Question

theee resister of 6 ohm 3 ohm and 2 ohm are connected together so that total resistance is greater than 6 ohm but less than 8 ohm .draw a diagram to show this arrangement and calculate total resistance​

Answer 1

Answer:

Explanation:

if you put the 3 ohm and 2 om resistor in parallel then Rp would be

1/Rp= 1/3+1/2 = 5/6

Rp= 6/5 ohm = 1.2ohm

then connect them in series with the 6 ohm resistor

Rs = 1.2+6= 7.2 ohm which is greater than 6 and less than 8

Answer 2

$\sf \Large Solution!!$

Since total resistance is to be greater than 6 Ω, therefore 6 Ω resistor should be in series with the other resistors, the equivalent resistance of which is less than 2 Ω so that the total resistance is less than 8 Ω. Now, to have a resistance less than 2 Ω, remaining 3 Ω and 2 Ω resistors should be combined in parallel.

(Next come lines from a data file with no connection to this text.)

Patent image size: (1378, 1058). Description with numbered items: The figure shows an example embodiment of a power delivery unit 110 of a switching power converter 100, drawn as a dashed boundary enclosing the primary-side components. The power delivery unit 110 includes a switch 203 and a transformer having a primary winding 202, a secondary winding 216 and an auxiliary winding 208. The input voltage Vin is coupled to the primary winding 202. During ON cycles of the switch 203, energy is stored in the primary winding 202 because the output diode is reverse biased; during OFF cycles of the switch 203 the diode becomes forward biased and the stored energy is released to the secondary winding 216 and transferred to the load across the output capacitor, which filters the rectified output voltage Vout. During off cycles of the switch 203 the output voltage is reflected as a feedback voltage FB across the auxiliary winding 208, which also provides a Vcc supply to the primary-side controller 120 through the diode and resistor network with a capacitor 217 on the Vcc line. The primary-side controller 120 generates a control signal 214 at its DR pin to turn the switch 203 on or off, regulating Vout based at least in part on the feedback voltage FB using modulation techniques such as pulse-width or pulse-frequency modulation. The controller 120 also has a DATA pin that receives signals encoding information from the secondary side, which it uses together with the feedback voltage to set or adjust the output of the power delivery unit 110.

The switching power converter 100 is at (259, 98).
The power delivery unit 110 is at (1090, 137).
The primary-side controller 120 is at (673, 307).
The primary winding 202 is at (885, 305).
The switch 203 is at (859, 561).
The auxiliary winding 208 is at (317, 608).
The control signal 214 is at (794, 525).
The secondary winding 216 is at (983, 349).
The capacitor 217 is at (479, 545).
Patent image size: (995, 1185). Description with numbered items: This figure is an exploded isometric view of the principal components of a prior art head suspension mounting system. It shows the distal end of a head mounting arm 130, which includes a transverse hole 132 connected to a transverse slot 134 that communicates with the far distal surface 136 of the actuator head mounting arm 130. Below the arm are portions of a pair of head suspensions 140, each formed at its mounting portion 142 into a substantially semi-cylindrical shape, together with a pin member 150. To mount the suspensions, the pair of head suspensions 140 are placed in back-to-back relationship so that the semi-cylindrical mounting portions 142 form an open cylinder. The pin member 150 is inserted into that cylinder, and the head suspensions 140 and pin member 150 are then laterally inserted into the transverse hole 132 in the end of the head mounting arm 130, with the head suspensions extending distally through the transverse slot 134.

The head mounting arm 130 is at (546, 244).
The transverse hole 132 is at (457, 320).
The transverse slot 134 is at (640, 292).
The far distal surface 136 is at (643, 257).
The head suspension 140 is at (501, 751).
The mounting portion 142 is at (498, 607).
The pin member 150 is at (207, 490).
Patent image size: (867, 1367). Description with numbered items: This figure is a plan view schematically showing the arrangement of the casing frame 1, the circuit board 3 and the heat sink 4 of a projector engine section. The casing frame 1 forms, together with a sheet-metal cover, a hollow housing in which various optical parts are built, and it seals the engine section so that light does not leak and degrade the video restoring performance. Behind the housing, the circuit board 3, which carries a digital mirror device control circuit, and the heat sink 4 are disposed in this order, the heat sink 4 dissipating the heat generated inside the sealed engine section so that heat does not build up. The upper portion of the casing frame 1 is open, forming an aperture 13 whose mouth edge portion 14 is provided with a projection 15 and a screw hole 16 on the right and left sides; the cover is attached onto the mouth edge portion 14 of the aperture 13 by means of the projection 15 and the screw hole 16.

The arrangement is shown in the attachment.

$\sf$

For resistors of 2 Ω and 3 Ω in parallel, the equivalent resistance $\sf R_{p}$ is given as

$\sf \dfrac{1}{R_{p}}=\dfrac{1}{2}+\dfrac{1}{3}=\dfrac{5}{6}$

Therefore, $\sf R_{p}=\dfrac{6}{5}=1.2$Ω

The arrangement in the first attachment takes the the form as shown in the second attachment.

In the second attachment, the resistors of 6 Ω and 1.2 Ω are in series.

Therefore, total resistance of arrangement = 6 + 1.2 = 7.2 Ω (which is less than 8 Ω, but greater than 6 Ω).